What is electrical engineering? What does electrical engineering mainly involve?

2022-08-02


  1. Electrical Engineering (Electrical power engineering) refers to the engineering disciplines related to the generation, transmission, and distribution of electrical energy; in a broader sense, it also encompasses the application of electricity as a source of power and energy across various sectors.

  2. Since the 20th century, electricity generation has primarily relied on thermal power plants, hydropower stations, and nuclear power plants. In areas where conditions permit, tidal, geothermal, and wind power are also utilized. The transmission and distribution of electricity are mainly carried out via high- and low-voltage AC power grids. As the future direction of transmission engineering, research is focused on ultra-high-voltage (above one million volts) AC and DC transmission technologies to build even larger power grids. Technical challenges related to superconducting power transmission also require further study.

  The large-scale power systems that emerged in the 20th century integrated power generation, transmission, transformation, distribution, and consumption into an organic whole, forming a physical engineering system within the social sector of material production that is characterized by a broader spatial scope, more stringent temporal coordination, and a highly complex hierarchical division of labor.

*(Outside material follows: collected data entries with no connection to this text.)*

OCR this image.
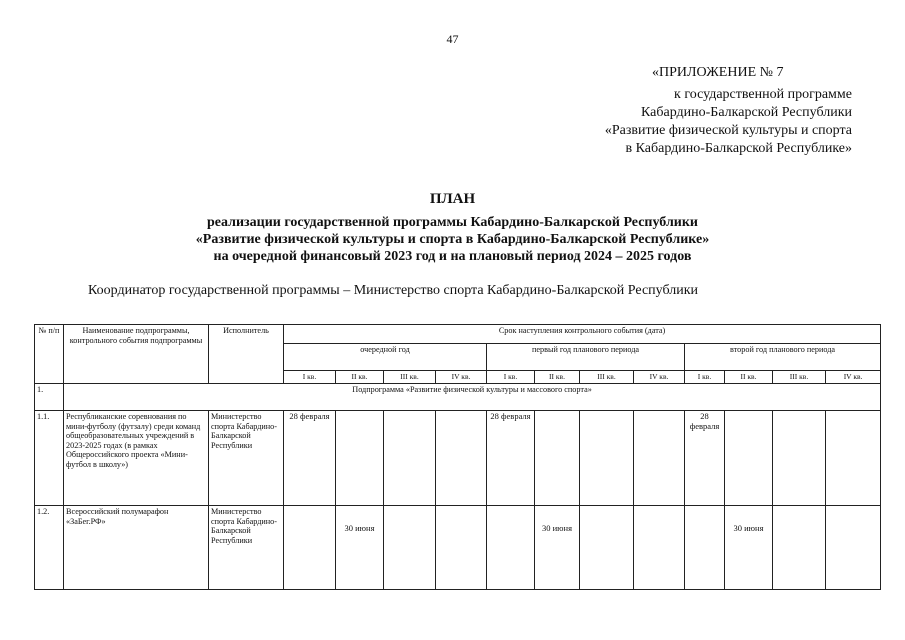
47
«ПРИЛОЖЕНИЕ № 7
к государственной программе
Кабардино-Балкарской Республики
«Развитие физической культуры и спорта
в Кабардино-Балкарской Республике»
ПЛАН
реализации государственной программы Кабардино-Балкарской Республики
«Развитие физической культуры и спорта в Кабардино-Балкарской Республике»
на очередной финансовый 2023 год и на плановый период 2024 – 2025 годов
Координатор государственной программы – Министерство спорта Кабардино-Балкарской Республики
№ п/п	Наименование подпрограммы, контрольного события подпрограммы	Исполнитель	Срок наступления контрольного события (дата)											
			очередной год				первый год планового периода				второй год планового периода			
			I кв.	II кв.	III кв.	IV кв.	I кв.	II кв.	III кв.	IV кв.	I кв.	II кв.	III кв.	IV кв.
1.	Подпрограмма «Развитие физической культуры и массового спорта»													
1.1.	Республиканские соревнования по мини-футболу (футзалу) среди команд общеобразовательных учреждений в 2023-2025 годах (в рамках Общероссийского проекта «Мини-футбол в школу»)	Министерство спорта Кабардино-Балкарской Республики	28 февраля				28 февраля				28 февраля			
1.2.	Всероссийский полумарафон «ЗаБег.РФ»	Министерство спорта Кабардино-Балкарской Республики		30 июня				30 июня				30 июня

  3. As a form of energy, electric power boasts numerous advantages, including ease of conversion and transmission, convenient control, user-friendliness, cleanliness, and cost-effectiveness. Since the 1880s, electric power has gradually replaced the steam engine—once the technological cornerstone of the 18th-century Industrial Revolution—and has become the technological foundation of both the material and cultural achievements of modern society. The transmission and distribution of electric power are primarily carried out via high- and low-voltage AC power grids.

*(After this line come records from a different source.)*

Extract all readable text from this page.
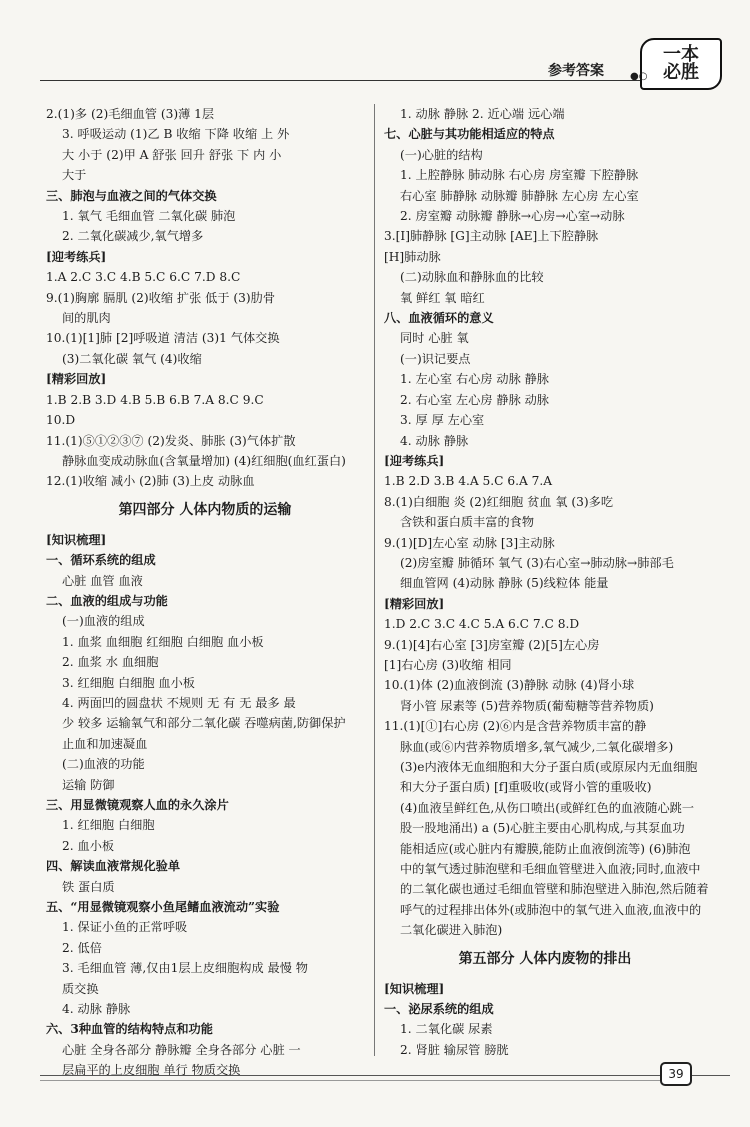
参考答案	●○
一本
必胜
2.(1)多 (2)毛细血管 (3)薄 1层
3. 呼吸运动 (1)乙 B 收缩 下降 收缩 上 外
大 小于 (2)甲 A 舒张 回升 舒张 下 内 小
大于
三、肺泡与血液之间的气体交换
1. 氧气 毛细血管 二氧化碳 肺泡
2. 二氧化碳减少,氧气增多
[迎考练兵]
1.A 2.C 3.C 4.B 5.C 6.C 7.D 8.C
9.(1)胸廓 膈肌 (2)收缩 扩张 低于 (3)肋骨
间的肌肉
10.(1)[1]肺 [2]呼吸道 清洁 (3)1 气体交换
(3)二氧化碳 氧气 (4)收缩
[精彩回放]
1.B 2.B 3.D 4.B 5.B 6.B 7.A 8.C 9.C
10.D
11.(1)⑤①②③⑦ (2)发炎、肺胀 (3)气体扩散
静脉血变成动脉血(含氧量增加) (4)红细胞(血红蛋白)
12.(1)收缩 减小 (2)肺 (3)上皮 动脉血
第四部分 人体内物质的运输
[知识梳理]
一、循环系统的组成
心脏 血管 血液
二、血液的组成与功能
(一)血液的组成
1. 血浆 血细胞 红细胞 白细胞 血小板
2. 血浆 水 血细胞
3. 红细胞 白细胞 血小板
4. 两面凹的圆盘状 不规则 无 有 无 最多 最
少 较多 运输氧气和部分二氧化碳 吞噬病菌,防御保护
止血和加速凝血
(二)血液的功能
运输 防御
三、用显微镜观察人血的永久涂片
1. 红细胞 白细胞
2. 血小板
四、解读血液常规化验单
铁 蛋白质
五、“用显微镜观察小鱼尾鳍血液流动”实验
1. 保证小鱼的正常呼吸
2. 低倍
3. 毛细血管 薄,仅由1层上皮细胞构成 最慢 物
质交换
4. 动脉 静脉
六、3种血管的结构特点和功能
心脏 全身各部分 静脉瓣 全身各部分 心脏 一
层扁平的上皮细胞 单行 物质交换
1. 动脉 静脉 2. 近心端 远心端
七、心脏与其功能相适应的特点
(一)心脏的结构
1. 上腔静脉 肺动脉 右心房 房室瓣 下腔静脉
右心室 肺静脉 动脉瓣 肺静脉 左心房 左心室
2. 房室瓣 动脉瓣 静脉→心房→心室→动脉
3.[I]肺静脉 [G]主动脉 [AE]上下腔静脉
[H]肺动脉
(二)动脉血和静脉血的比较
氧 鲜红 氧 暗红
八、血液循环的意义
同时 心脏 氧
(一)识记要点
1. 左心室 右心房 动脉 静脉
2. 右心室 左心房 静脉 动脉
3. 厚 厚 左心室
4. 动脉 静脉
[迎考练兵]
1.B 2.D 3.B 4.A 5.C 6.A 7.A
8.(1)白细胞 炎 (2)红细胞 贫血 氧 (3)多吃
含铁和蛋白质丰富的食物
9.(1)[D]左心室 动脉 [3]主动脉
(2)房室瓣 肺循环 氧气 (3)右心室→肺动脉→肺部毛
细血管网 (4)动脉 静脉 (5)线粒体 能量
[精彩回放]
1.D 2.C 3.C 4.C 5.A 6.C 7.C 8.D
9.(1)[4]右心室 [3]房室瓣 (2)[5]左心房
[1]右心房 (3)收缩 相同
10.(1)体 (2)血液倒流 (3)静脉 动脉 (4)肾小球
肾小管 尿素等 (5)营养物质(葡萄糖等营养物质)
11.(1)[①]右心房 (2)⑥内是含营养物质丰富的静
脉血(或⑥内营养物质增多,氧气减少,二氧化碳增多)
(3)e内液体无血细胞和大分子蛋白质(或原尿内无血细胞
和大分子蛋白质) [f]重吸收(或肾小管的重吸收)
(4)血液呈鲜红色,从伤口喷出(或鲜红色的血液随心跳一
股一股地涌出) a (5)心脏主要由心肌构成,与其泵血功
能相适应(或心脏内有瓣膜,能防止血液倒流等) (6)肺泡
中的氧气透过肺泡壁和毛细血管壁进入血液;同时,血液中
的二氧化碳也通过毛细血管壁和肺泡壁进入肺泡,然后随着
呼气的过程排出体外(或肺泡中的氧气进入血液,血液中的
二氧化碳进入肺泡)
第五部分 人体内废物的排出
[知识梳理]
一、泌尿系统的组成
1. 二氧化碳 尿素
2. 肾脏 输尿管 膀胱
39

  Over the past three decades, high-voltage direct-current transmission technology has advanced rapidly and has been increasingly applied in various power transmission applications. Consequently, as a key direction for the development of power transmission engineering, research is primarily focused on ultra-high-voltage (above one million volts) alternating-current and direct-current transmission technologies to build larger-scale power grids. In addition, the technical challenges associated with superconducting power transmission also warrant further investigation.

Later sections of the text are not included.